Art Of Chaos, CRASHDÏET
8 mai 2026 0 Par Chacha
CRASHDÏET, c’est un peu ce groupe qui débarque à une soirée avec du mascara qui coule, une bouteille de Jack à moitié vide et une furieuse envie de foutre le feu aux années 80… sans jamais tomber dans le musée poussiéreux du glam sleaze. Avec Art Of Chaos, les Suédois continuent de faire ce qu’ils savent faire de mieux : envoyer des riffs calibrés pour rouler trop vite la nuit, cheveux au vent et mauvais choix en option.
Dès Satizfaction, le ton est donné : guitares épaisses, refrain immédiat et ce groove sale qui transpire le Sunset Strip sous amphètes. Mais là où beaucoup de groupes du revival sleaze se contentent de recycler trois accords et des poses Instagram, CRASHDÏET garde une vraie énergie rock’n’roll, presque punk par moments. Ça joue fort, ça joue serré, et surtout ça évite le côté plastique qu’on retrouve souvent dans le hard moderne.
Le gros point fort de l’album, c’est ce mélange entre refrains ultra accrocheurs et agressivité maîtrisée. Chaos Magnetic est un parfait exemple : batterie martiale, riffs qui cognent et une tension permanente qui donne envie de fracasser un miroir avec des santiags. Même chose pour Can Of Worms, véritable bombe sleaze’n’roll où les guitares semblent se battre entre elles pendant que le chant balance des lignes pleines d’arrogance et d’autodestruction. Tout ce qu’on aime.
Mais Art Of Chaos ne fait pas que dans la baston alcoolisée. Loveblind et Silent Place montrent un groupe capable de ralentir le tempo sans sombrer dans la ballade FM dégoulinante. Il y a une vraie mélancolie derrière le vernis décadent, presque une fatigue existentielle planquée sous les refrains catchy.

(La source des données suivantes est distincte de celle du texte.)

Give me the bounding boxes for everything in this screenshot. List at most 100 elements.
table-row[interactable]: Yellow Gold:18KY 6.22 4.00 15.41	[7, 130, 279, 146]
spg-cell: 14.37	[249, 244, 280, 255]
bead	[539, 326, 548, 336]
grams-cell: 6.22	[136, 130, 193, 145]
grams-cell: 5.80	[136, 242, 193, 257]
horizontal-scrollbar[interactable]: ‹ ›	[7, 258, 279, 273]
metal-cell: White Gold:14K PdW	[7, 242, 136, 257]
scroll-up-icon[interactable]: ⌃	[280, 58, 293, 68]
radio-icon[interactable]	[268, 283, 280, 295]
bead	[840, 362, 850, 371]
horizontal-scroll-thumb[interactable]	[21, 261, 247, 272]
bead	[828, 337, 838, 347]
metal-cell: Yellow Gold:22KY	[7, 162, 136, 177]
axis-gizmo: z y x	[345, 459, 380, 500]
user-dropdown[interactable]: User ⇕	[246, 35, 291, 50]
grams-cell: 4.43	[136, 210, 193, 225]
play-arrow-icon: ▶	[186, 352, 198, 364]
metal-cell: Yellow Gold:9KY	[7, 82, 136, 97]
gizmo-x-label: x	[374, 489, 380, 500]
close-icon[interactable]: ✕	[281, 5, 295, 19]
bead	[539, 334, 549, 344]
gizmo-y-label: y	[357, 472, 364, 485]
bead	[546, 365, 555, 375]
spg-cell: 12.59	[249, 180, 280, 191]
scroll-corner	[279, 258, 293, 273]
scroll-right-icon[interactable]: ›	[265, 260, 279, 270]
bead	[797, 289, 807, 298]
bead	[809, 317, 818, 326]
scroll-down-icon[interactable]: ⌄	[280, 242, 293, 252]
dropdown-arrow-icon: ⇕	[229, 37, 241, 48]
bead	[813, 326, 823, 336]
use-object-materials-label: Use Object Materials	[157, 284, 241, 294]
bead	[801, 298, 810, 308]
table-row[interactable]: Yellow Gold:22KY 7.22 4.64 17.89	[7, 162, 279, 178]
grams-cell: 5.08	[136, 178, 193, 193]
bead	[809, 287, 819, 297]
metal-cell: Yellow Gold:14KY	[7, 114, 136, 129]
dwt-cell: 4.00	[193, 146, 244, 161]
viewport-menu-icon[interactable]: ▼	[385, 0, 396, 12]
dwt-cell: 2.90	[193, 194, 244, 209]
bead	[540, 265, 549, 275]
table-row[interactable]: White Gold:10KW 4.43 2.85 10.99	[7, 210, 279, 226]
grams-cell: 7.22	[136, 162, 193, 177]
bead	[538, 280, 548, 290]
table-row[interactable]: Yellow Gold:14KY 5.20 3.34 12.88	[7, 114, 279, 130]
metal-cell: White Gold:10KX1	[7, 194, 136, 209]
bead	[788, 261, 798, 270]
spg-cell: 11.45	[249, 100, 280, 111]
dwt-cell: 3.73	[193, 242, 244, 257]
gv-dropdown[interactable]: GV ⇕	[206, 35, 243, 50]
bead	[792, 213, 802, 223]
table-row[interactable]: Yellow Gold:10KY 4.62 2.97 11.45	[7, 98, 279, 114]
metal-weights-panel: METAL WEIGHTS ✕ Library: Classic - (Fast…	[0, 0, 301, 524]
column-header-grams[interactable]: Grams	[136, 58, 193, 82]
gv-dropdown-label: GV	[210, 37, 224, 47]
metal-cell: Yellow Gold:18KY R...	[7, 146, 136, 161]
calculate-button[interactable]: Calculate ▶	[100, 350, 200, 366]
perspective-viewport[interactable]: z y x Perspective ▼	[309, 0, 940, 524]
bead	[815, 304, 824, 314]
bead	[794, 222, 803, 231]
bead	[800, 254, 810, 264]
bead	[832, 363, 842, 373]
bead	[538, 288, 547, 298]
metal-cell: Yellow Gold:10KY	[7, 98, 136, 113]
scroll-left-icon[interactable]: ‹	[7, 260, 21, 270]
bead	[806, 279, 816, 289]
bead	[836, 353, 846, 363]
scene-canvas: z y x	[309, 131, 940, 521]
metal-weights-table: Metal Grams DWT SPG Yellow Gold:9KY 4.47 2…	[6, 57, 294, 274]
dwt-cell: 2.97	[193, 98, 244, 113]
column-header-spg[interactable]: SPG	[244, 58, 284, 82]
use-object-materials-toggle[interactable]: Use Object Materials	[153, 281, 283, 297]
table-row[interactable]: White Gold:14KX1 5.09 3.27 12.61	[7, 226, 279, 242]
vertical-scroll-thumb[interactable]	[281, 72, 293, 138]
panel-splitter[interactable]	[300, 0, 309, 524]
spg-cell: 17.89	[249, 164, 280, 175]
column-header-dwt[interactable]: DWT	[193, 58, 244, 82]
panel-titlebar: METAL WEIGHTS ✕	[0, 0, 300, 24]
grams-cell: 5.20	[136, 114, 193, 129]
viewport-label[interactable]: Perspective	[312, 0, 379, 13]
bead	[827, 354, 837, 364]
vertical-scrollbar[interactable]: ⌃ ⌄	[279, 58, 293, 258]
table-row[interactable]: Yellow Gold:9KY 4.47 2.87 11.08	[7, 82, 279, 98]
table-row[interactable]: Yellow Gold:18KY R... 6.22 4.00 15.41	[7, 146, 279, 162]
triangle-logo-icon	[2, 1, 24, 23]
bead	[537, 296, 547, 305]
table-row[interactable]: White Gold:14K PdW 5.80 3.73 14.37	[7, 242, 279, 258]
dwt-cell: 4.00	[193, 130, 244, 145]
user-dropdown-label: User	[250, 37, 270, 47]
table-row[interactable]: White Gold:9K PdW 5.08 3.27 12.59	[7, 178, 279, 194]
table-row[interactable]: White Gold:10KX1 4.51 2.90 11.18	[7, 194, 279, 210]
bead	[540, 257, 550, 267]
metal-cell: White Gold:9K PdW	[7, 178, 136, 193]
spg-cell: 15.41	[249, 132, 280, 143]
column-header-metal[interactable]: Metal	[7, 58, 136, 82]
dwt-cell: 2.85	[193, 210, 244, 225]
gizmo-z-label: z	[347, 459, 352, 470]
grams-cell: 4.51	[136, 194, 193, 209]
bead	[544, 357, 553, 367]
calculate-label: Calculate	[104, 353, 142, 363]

Les paroles tournent souvent autour du chaos intérieur, des relations toxiques et de cette fuite en avant permanente typique du glam moderne. On est loin du simple “sex, drugs & rock’n’roll” récité bêtement comme une vieille pub pour whisky bas de gamme.
Techniquement, le groupe maîtrise parfaitement son terrain. Les riffs sont tranchants sans tomber dans la démonstration inutile, la section rythmique garde constamment ce swing heavy ultra efficace, et les solos viennent apporter juste ce qu’il faut de flamboyance. Pas de branlette guitar hero de quinze minutes ici : chaque note sert le morceau. Et franchement, dans un style où beaucoup confondent vitesse et inspiration, ça fait du bien.
Puis il y a Edge Of A Knife, excellent final qui résume parfaitement l’album : sombre, nerveux, mélodique et porté par une tension quasi cinématographique. Comme si Mötley Crüe s’était enfermé dans une ruelle suédoise enneigée avec des néons rouges et beaucoup trop de problèmes psychologiques.
Au final, Art Of Chaos réussit là où beaucoup échouent : faire du sleaze moderne sans sonner comme une caricature des années 80. CRASHDÏET balance un album solide, fun, parfois noir, toujours efficace, avec suffisamment de refrains pour rester en tête pendant plusieurs jours. Et honnêtement, si votre voisin ne tape pas du pied sur Killing It Now, il est probablement déjà mort à l’intérieur.